In using this name, Pompeo moved to present history of engagement in subversive ways, painting it as a fateful mistake which has infiltrated, subverted and led to "the party" pushing global designs on the West aiming to undermine democracy. This is simply not true. Citing this, he claimed "the party" undermined numerous international treaties.

Yet this extraordinary rhetoric from an administration that has withdrawn from the Paris climate accords, the Iran deal, the Intermediate-Range Nuclear Forces (INF) Treaty, the World Health Organization, the United Nations Human Rights Council, the United Nations Scientific Cultural and Scientific Organization and more. Who is really undermining the world system here?

Thus, Pompeo's call for a moralistic struggle against China from the West seemingly ignores and fails to do justice to the way Washington as of present is treating the world. He pledges support to Europe on the premise of values, yet many European nations see the United States as an increasingly unreliable partner and views of America have sunk to record lows.

A recent poll has shown that in some European nations, including Britain, Italy, Germany and Sweden, the public at large believed that the U.S. is a bigger threat to the world than China is. In addition, how can Pompeo say he stands with Europe when his administration is in the process unilaterally of removing thousands of troops from Germany? Or when they are threatening the European Union with tariffs? Is this democratic solidarity? Or values?

In this case, Pompeo's speech seems to say a lot, but it lacks real substance because what he says and what the administration does appear to be two different things. It's a masquerade. The invocation of values in a chauvinistic way by the Secretary of State ultimately overlooks the fact that this struggle is not a "clash of values" but is merely an advocation of unilateral and strategic American preferences by which they, despite what Pompeo says, wants to force on others.

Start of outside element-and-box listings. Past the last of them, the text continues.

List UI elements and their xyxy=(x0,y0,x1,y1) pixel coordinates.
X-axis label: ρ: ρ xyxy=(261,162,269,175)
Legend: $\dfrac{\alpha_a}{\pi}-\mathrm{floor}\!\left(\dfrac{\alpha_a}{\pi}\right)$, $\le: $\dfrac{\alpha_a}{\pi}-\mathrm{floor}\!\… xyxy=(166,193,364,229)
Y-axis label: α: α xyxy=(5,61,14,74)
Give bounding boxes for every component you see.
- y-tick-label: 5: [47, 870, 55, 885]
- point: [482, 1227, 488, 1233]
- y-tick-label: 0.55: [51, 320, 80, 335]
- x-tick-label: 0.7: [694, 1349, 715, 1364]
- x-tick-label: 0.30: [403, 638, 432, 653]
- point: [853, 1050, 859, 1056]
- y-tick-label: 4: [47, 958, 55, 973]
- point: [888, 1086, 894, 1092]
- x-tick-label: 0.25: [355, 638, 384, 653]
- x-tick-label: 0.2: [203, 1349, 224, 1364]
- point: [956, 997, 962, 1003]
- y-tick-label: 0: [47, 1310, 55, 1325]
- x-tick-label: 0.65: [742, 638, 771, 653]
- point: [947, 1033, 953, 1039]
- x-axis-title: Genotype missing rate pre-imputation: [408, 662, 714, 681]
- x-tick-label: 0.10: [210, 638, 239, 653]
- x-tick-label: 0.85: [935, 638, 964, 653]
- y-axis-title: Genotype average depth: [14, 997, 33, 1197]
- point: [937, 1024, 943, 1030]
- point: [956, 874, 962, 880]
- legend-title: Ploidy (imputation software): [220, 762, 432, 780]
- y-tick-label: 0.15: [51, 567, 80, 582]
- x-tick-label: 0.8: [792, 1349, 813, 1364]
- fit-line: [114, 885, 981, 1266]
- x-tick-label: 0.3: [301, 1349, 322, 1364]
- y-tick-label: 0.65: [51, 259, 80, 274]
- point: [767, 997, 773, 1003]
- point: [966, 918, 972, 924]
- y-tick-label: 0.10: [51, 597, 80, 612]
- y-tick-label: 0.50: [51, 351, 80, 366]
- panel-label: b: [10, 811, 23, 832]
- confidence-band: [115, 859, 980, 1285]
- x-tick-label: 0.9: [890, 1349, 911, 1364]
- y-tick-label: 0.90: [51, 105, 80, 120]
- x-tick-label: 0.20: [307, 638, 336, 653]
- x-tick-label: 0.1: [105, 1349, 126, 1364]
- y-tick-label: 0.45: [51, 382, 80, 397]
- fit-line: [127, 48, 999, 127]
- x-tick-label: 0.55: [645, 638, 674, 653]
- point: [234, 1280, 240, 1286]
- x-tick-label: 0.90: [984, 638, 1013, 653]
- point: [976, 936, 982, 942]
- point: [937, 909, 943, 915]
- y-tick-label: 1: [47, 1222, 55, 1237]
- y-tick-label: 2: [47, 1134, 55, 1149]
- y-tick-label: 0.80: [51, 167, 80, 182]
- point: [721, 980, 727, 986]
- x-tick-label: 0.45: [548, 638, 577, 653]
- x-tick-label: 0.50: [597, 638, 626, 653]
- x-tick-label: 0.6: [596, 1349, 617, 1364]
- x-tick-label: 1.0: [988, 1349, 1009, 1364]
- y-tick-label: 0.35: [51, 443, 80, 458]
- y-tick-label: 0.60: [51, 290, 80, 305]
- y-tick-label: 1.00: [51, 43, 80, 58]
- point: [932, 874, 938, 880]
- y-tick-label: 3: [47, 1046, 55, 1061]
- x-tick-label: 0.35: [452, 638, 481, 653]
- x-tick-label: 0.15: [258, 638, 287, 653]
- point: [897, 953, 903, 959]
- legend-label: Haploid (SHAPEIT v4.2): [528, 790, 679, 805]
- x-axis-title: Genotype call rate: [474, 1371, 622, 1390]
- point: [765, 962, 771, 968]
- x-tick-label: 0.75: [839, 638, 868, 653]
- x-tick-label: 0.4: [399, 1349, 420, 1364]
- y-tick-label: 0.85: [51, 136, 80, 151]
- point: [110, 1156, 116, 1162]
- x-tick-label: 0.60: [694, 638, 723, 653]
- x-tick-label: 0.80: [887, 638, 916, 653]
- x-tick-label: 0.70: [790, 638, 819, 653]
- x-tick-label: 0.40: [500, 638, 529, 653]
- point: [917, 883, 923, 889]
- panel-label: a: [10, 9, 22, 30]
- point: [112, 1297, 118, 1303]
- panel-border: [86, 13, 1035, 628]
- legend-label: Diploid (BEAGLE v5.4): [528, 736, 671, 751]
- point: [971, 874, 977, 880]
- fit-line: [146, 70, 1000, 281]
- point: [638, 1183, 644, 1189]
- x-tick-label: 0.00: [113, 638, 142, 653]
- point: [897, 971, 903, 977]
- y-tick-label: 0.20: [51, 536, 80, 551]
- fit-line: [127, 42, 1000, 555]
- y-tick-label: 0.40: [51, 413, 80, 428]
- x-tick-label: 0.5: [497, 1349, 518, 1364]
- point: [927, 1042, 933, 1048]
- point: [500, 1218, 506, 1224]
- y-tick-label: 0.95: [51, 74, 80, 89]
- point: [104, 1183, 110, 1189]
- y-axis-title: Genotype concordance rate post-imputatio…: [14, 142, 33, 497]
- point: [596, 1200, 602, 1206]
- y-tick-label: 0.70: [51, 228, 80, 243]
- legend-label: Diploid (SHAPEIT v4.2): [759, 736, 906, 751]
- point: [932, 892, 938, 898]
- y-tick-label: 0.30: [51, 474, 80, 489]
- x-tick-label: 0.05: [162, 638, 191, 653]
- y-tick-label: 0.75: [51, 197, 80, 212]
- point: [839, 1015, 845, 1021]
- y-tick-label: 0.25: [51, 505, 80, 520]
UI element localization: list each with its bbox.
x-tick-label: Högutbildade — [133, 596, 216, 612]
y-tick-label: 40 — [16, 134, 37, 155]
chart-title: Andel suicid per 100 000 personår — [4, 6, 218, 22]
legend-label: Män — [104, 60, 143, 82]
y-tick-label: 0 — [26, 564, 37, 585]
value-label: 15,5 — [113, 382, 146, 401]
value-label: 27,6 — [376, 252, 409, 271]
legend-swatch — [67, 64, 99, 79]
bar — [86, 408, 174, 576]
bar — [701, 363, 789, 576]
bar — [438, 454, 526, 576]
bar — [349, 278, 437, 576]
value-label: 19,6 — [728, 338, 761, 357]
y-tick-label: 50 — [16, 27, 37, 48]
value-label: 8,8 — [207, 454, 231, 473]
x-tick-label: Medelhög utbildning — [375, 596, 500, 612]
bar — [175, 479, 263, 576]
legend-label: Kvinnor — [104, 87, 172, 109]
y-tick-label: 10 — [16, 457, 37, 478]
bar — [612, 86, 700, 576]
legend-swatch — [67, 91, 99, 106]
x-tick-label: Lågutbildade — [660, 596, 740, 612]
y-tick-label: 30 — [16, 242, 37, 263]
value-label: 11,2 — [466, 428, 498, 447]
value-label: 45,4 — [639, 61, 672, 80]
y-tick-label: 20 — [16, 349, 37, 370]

In doing so, his rhetoric fundamentally misleads because by demonizing, scaremongering and whipping up hysteria against China, he aims to fundamentally attack and shame countries that have legitimate interests in cooperating, engaging and maintaining stable ties with Beijing. It's shameless, dishonest and malign fearmongering which negates the obvious challenge and instability which "America First" politics is hammering the global system, burning bridges and building walls in the fanaticism of Cold War nostalgia.